Winding the plying ball

So the singles were wound together, remaining nicely under control, and the Kuchulu passed off her singles to the maple Spindlewood for plying.

Plying ball

The Kuchulu then snuggled back into her case for a well-earned rest.  Didn't I mention before that this spindle fits in an Altoids tin with room to spare?  It makes a perfect nest for when the spindle in not in use, since it is hard-sided. The delicacy of the shaft makes me nervous about having it in my spindling kit protected with just by the cloth bag it came with.  Now to find a tin that will fit the spindle when it's assembled!

So tiny!

Then the Spindlewood took over.  I've never used a plying ball for yarn this fine before, and I am now a total convert.  Singles under tension can't go out of control, and the 45 minutes or so spent winding the ball were more than made up for in the ease of plying.  Last time I plied on a spindle, I went straight off the bobbins, and it was a royal pain in the rear.  The strands twisted around each other, the bobbins backspun, the singles kinked, I didn't have enough hands to wrangle everything, and it was an all-around miserable experience.  With this, though, it was effortless and so enjoyable.


I plied this much and had to restrain myself from doing the rest, so that I would be able to work on it that evening at our weekly knitting and spinning night.  I just wanted to keep plying!

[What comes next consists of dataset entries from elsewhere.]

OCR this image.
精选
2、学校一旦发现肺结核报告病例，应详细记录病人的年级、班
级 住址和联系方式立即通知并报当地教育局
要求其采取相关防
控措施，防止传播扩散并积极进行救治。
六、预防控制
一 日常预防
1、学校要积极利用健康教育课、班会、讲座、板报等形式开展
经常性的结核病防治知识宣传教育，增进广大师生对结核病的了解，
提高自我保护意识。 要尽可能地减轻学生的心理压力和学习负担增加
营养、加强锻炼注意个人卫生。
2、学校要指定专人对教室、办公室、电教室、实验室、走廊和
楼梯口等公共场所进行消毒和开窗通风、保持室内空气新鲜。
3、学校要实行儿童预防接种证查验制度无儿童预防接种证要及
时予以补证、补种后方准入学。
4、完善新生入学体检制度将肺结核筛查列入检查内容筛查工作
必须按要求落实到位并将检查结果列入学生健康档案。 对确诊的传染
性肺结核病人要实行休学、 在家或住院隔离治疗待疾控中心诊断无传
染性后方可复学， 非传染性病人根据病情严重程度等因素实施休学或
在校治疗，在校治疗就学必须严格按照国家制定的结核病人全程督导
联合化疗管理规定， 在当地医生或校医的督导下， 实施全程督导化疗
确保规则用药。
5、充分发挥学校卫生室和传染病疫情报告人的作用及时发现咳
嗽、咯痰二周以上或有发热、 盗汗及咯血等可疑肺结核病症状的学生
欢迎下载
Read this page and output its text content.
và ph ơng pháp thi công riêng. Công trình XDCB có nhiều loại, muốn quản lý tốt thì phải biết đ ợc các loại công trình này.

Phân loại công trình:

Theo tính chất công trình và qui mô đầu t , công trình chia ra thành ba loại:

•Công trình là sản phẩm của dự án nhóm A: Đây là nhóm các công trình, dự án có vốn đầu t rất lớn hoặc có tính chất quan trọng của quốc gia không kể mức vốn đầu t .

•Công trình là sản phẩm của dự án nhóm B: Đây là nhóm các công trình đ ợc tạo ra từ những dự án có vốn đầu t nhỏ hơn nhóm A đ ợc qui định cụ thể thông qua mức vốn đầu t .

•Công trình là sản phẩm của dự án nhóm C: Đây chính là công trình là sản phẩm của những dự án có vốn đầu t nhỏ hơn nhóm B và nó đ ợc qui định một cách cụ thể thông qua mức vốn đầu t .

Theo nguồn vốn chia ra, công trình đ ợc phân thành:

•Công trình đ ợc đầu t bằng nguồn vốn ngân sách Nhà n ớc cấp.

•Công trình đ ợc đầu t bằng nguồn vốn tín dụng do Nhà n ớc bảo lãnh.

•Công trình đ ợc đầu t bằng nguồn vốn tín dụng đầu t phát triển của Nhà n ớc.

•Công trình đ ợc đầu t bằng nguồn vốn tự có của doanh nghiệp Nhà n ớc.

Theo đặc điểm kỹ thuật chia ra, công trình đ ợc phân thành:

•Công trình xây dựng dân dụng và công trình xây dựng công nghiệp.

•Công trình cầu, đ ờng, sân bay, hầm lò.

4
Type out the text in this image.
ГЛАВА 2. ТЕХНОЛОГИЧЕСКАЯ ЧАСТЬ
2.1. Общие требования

But I resisted, and finished it off at Anne's last night.   I put the plying ball in my little spindle bag that rests in the crook of my elbow (seen here, from Sock Summit 2009), and it just unrolled happily and calmly as I pulled the doubled singles off.  It was lovely.

It took about 2 hours to do the plying, and I ended up with 410 yards of beautiful purple fine laceweight from my 30 gram AbbyBatt. 

Finished yarn

This project was smooth and enjoyable from start to finish.  I loved every step of it. I'm sad that the spinning is done... but the yarn?  Love.  I can't wait to knit something with it.


aknitter said...

I am completely in awe!

spindlecat said...

Wow. Now I wish I had gotten a Kuchulu!

cyndy said...

Very beautiful laceweight...and the altoids tin really puts that Kuchulu into perspective ;-)

What is the content of the abbybatt? Blend or 100%?